A Dataminr ajuda redações jornalísticas, corporações e governos em todo o mundo a rastrear crises com velocidade sobre-humana, à medida que elas se desenrolam nas mídias sociais e na internet em geral. Por meio de uma combinação de pessoas e software, a empresa alerta as organizações a respeito de rumores sobre crises globais – guerras, tiroteios, tumultos, desastres etc. – para que tenham uma vantagem competitiva à medida que as notícias forem surgindo. Mas o significado dessa vantagem competitiva, a capacidade potencializada de filtrar eventos importantes em meio ao barulho de centenas de milhões de tuítes e postagens nas mídias sociais variam drasticamente dependendo de quem é o cliente. Os interesses de um jornal que usa o Dataminr em sua cobertura de notícias urgentes não serão os mesmos que os interesses de um banco, ou do FBI. É essa última categoria de negócios da Dataminr, os lucrativos trabalhos para o governo, que manteve a empresa na defensiva nos últimos anos.

Em 2016, o Twitter foi forçado a lidar com várias denúncias de que sua plataforma estava sendo usada para permitir a vigilância interna no país, incluindo uma reportagem do Wall Street Journal sobre a colaboração do Dataminr com agências de espionagem americanas, em maio daquele ano; um relatório da ACLU, a União Americana das Liberdades Civis, sobre a Geofeedia, concorrente da Dataminr, em outubro; e outra investigação da ACLU sobre o trabalho de vigilância da polícia federal feito com a Dataminr em dezembro. A empresa procurou dar garantias ao público de que as tentativas de monitorar seus usuários para fins de vigilância eram estritamente proibidas sob suas regras, e que qualquer infrator seria expulso da plataforma. Por exemplo, o então vice-presidente Chris Moody escreveu em um post no blog da empresa que “o uso de APIs (interfaces) públicas do Twitter ou produtos de dados para rastrear ou traçar o perfil de manifestantes e ativistas é absolutamente inaceitável e proibido”. Em uma carta à ACLU, o chefe de política pública do Twitter, Colin Crowell, escreveu, da mesma forma, que “o uso de dados do Twitter para vigilância é estritamente proibido” e que “o produto da Dataminr não fornece a nenhum cliente vinculado ao governo (…) qualquer forma de vigilância”.

O Twitter também disse que a Dataminr, um de seus “parceiros oficiais“, “não mais permitiria acesso direto por parte dos fusion centers“, às informações como locais dos tuítes. Os fusion centers são instalações controversas dedicadas ao compartilhamento de informações entre o governo federal e a polícia local. Ao mesmo tempo, a Dataminr anunciou que não forneceria mais um produto para a realização de análises geoespaciais “para as forças de primeira resposta” e acrescentou que esses clientes vinculados aos governos não tinham “acesso direto ao firehose“.

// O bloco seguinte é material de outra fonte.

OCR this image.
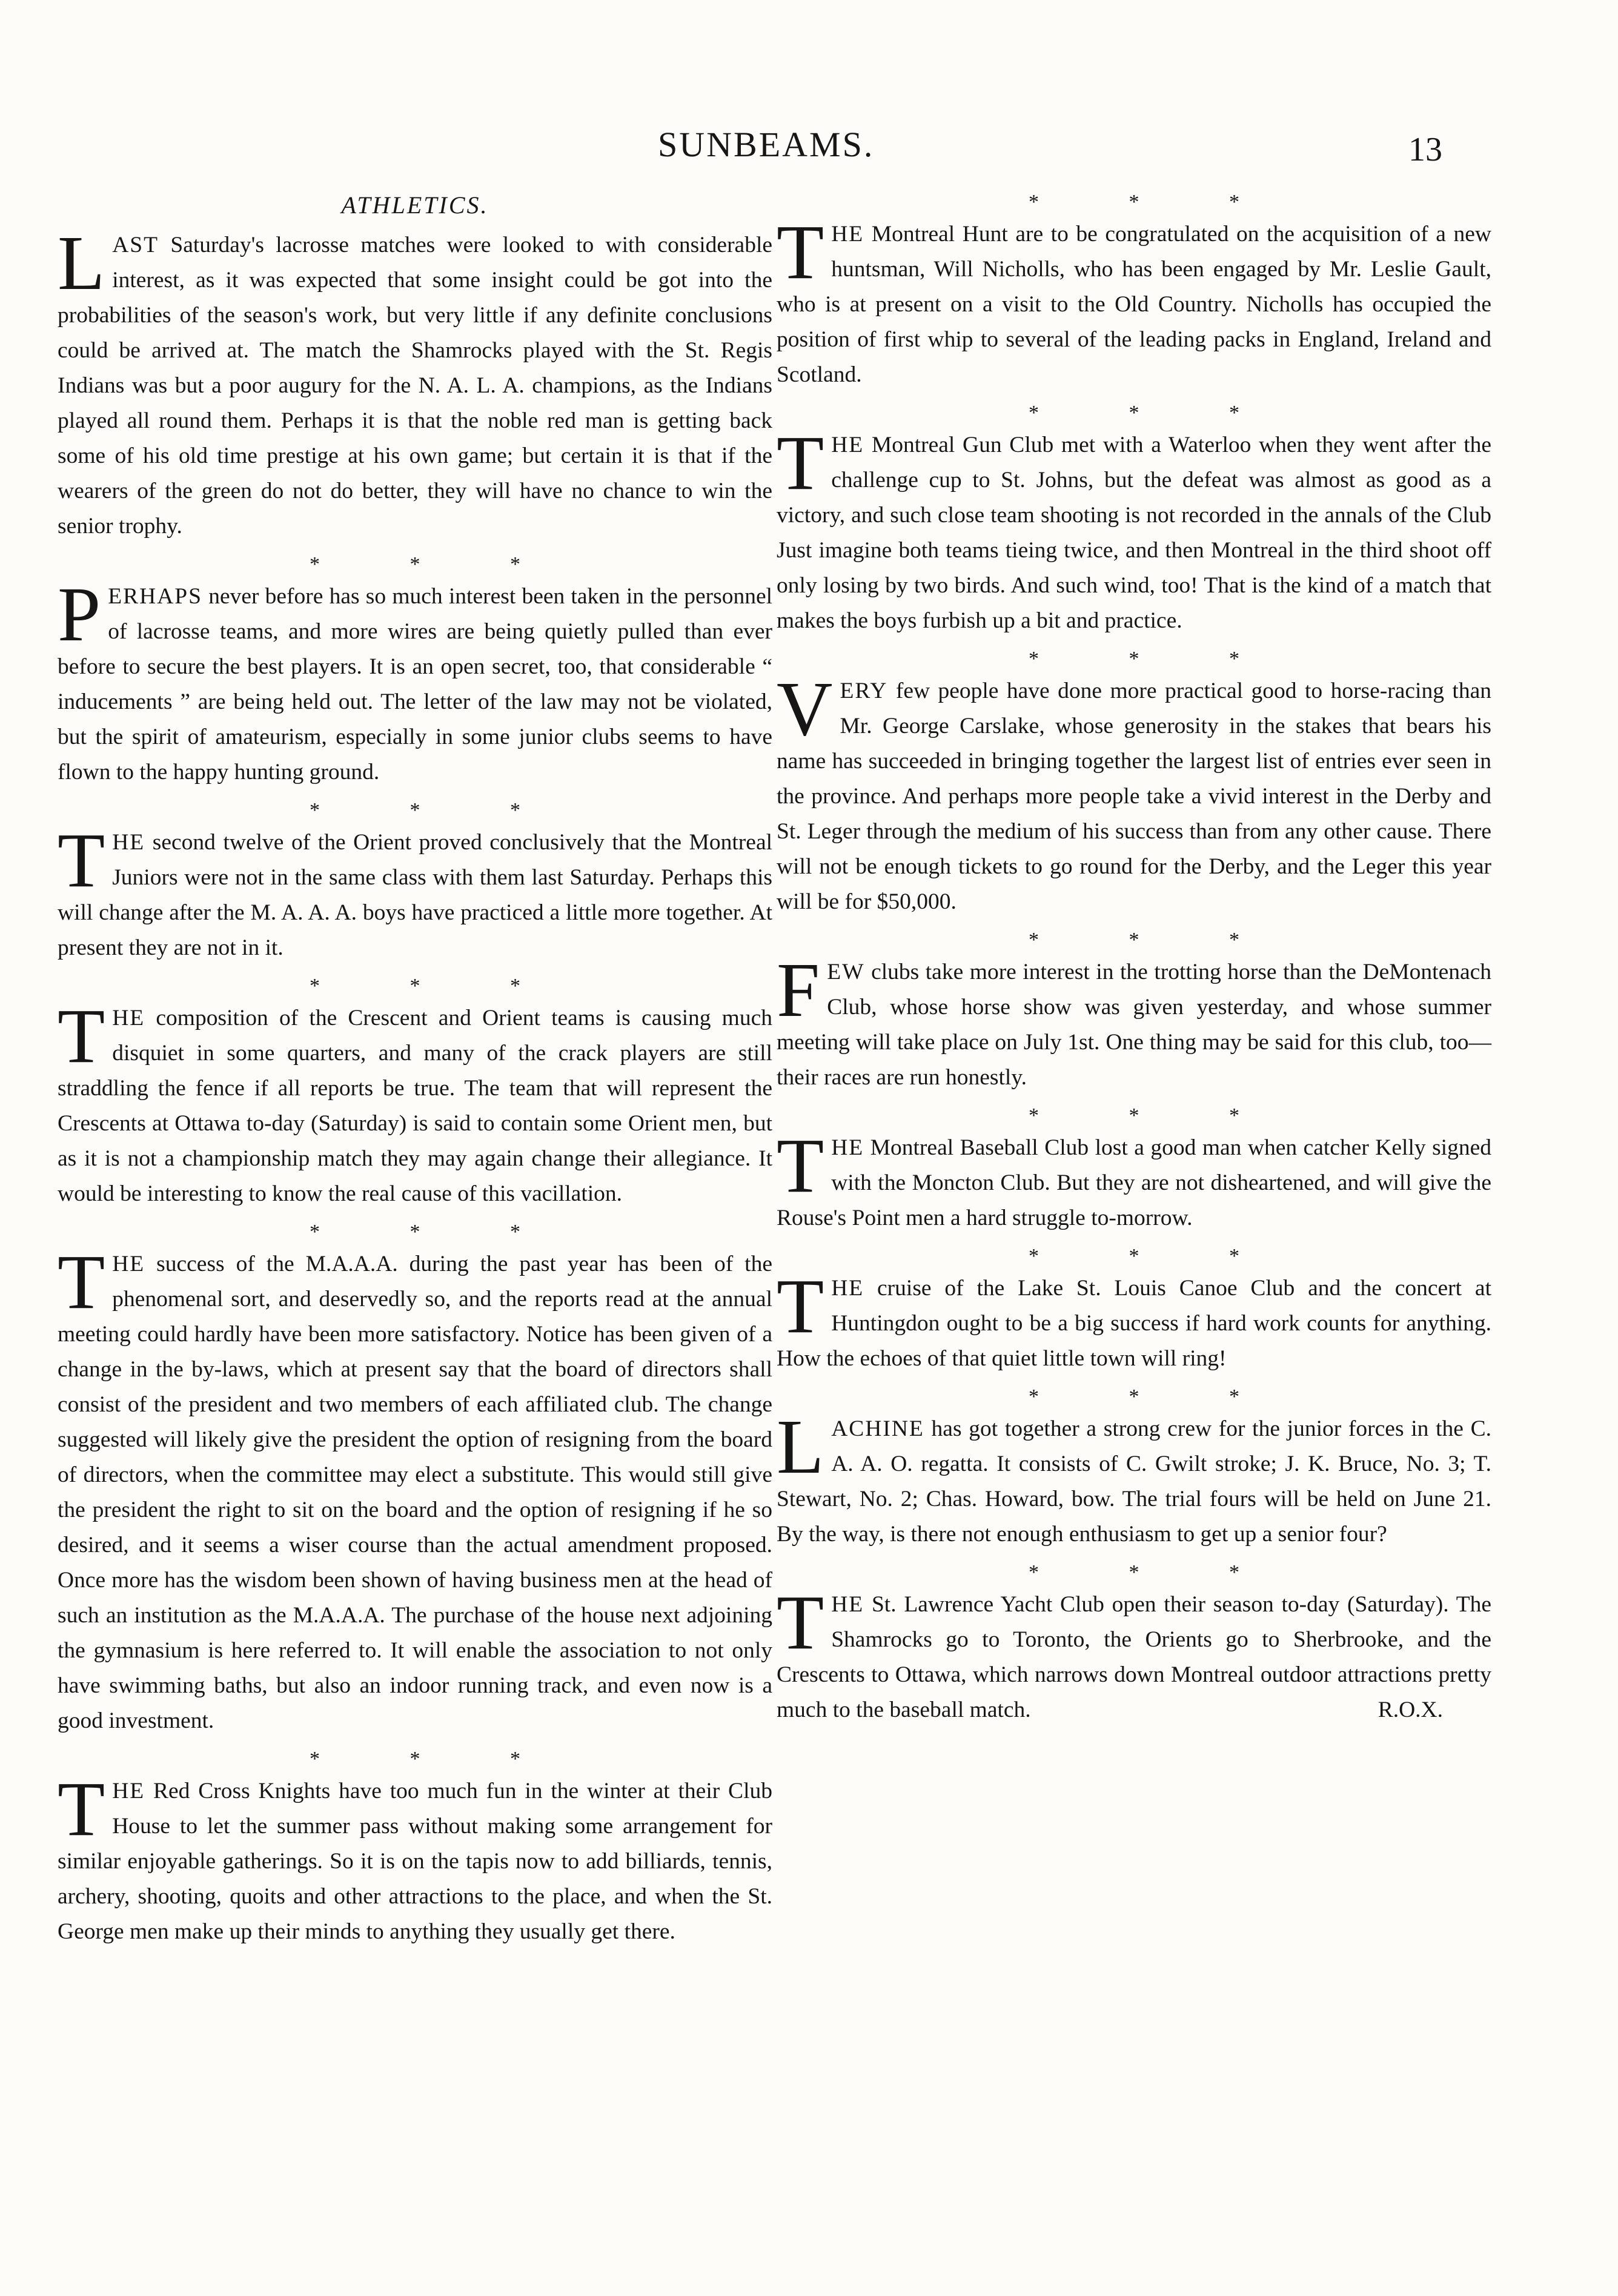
SUNBEAMS.	13
ATHLETICS.

LAST Saturday's lacrosse matches were looked to with considerable interest, as it was expected that some insight could be got into the probabilities of the season's work, but very little if any definite conclusions could be arrived at. The match the Shamrocks played with the St. Regis Indians was but a poor augury for the N. A. L. A. champions, as the Indians played all round them. Perhaps it is that the noble red man is getting back some of his old time prestige at his own game; but certain it is that if the wearers of the green do not do better, they will have no chance to win the senior trophy.

* * *

PERHAPS never before has so much interest been taken in the personnel of lacrosse teams, and more wires are being quietly pulled than ever before to secure the best players. It is an open secret, too, that considerable “ inducements ” are being held out. The letter of the law may not be violated, but the spirit of amateurism, especially in some junior clubs seems to have flown to the happy hunting ground.

* * *

THE second twelve of the Orient proved conclusively that the Montreal Juniors were not in the same class with them last Saturday. Perhaps this will change after the M. A. A. A. boys have practiced a little more together. At present they are not in it.

* * *

THE composition of the Crescent and Orient teams is causing much disquiet in some quarters, and many of the crack players are still straddling the fence if all reports be true. The team that will represent the Crescents at Ottawa to-day (Saturday) is said to contain some Orient men, but as it is not a championship match they may again change their allegiance. It would be interesting to know the real cause of this vacillation.

* * *

THE success of the M.A.A.A. during the past year has been of the phenomenal sort, and deservedly so, and the reports read at the annual meeting could hardly have been more satisfactory. Notice has been given of a change in the by-laws, which at present say that the board of directors shall consist of the president and two members of each affiliated club. The change suggested will likely give the president the option of resigning from the board of directors, when the committee may elect a substitute. This would still give the president the right to sit on the board and the option of resigning if he so desired, and it seems a wiser course than the actual amendment proposed. Once more has the wisdom been shown of having business men at the head of such an institution as the M.A.A.A. The purchase of the house next adjoining the gymnasium is here referred to. It will enable the association to not only have swimming baths, but also an indoor running track, and even now is a good investment.

* * *

THE Red Cross Knights have too much fun in the winter at their Club House to let the summer pass without making some arrangement for similar enjoyable gatherings. So it is on the tapis now to add billiards, tennis, archery, shooting, quoits and other attractions to the place, and when the St. George men make up their minds to anything they usually get there.

* * *

THE Montreal Hunt are to be congratulated on the acquisition of a new huntsman, Will Nicholls, who has been engaged by Mr. Leslie Gault, who is at present on a visit to the Old Country. Nicholls has occupied the position of first whip to several of the leading packs in England, Ireland and Scotland.

* * *

THE Montreal Gun Club met with a Waterloo when they went after the challenge cup to St. Johns, but the defeat was almost as good as a victory, and such close team shooting is not recorded in the annals of the Club Just imagine both teams tieing twice, and then Montreal in the third shoot off only losing by two birds. And such wind, too! That is the kind of a match that makes the boys furbish up a bit and practice.

* * *

VERY few people have done more practical good to horse-racing than Mr. George Carslake, whose generosity in the stakes that bears his name has succeeded in bringing together the largest list of entries ever seen in the province. And perhaps more people take a vivid interest in the Derby and St. Leger through the medium of his success than from any other cause. There will not be enough tickets to go round for the Derby, and the Leger this year will be for $50,000.

* * *

FEW clubs take more interest in the trotting horse than the DeMontenach Club, whose horse show was given yesterday, and whose summer meeting will take place on July 1st. One thing may be said for this club, too—their races are run honestly.

* * *

THE Montreal Baseball Club lost a good man when catcher Kelly signed with the Moncton Club. But they are not disheartened, and will give the Rouse's Point men a hard struggle to-morrow.

* * *

THE cruise of the Lake St. Louis Canoe Club and the concert at Huntingdon ought to be a big success if hard work counts for anything. How the echoes of that quiet little town will ring!

* * *

LACHINE has got together a strong crew for the junior forces in the C. A. A. O. regatta. It consists of C. Gwilt stroke; J. K. Bruce, No. 3; T. Stewart, No. 2; Chas. Howard, bow. The trial fours will be held on June 21. By the way, is there not enough enthusiasm to get up a senior four?

* * *

THE St. Lawrence Yacht Club open their season to-day (Saturday). The Shamrocks go to Toronto, the Orients go to Sherbrooke, and the Crescents to Ottawa, which narrows down Montreal outdoor attractions pretty much to the baseball match.	R.O.X.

Mas, com base em entrevistas, pedidos de registros públicos e documentos da empresa analisados pelo Intercept, a Dataminr continua permitindo a vigilância pelas autoridades policiais dos Estados Unidos, contradizendo suas garantias anteriores, mesmo seguindo dentro de alguns limites técnicos definidos há quatro anos, como não fornecer acesso direto ao firehose, geolocalização de tuítes ou outros tipos acessos por parte dos fusion centers.

A Dataminr retransmitiu tuítes e outros conteúdos de mídia social sobre os protestos pela morte de George Floyd e do movimento Black Lives Matter, diretamente para a polícia, aparentemente em todo o país. Ao fazer isso, usou com grande eficácia seu acesso privilegiado aos dados do Twitter – apesar dos termos de serviço atuais que explicitamente impedem os desenvolvedores de software de “rastrear, alertar ou monitorar eventos sensíveis (como protestos, comícios ou reuniões de organização comunitárias)”.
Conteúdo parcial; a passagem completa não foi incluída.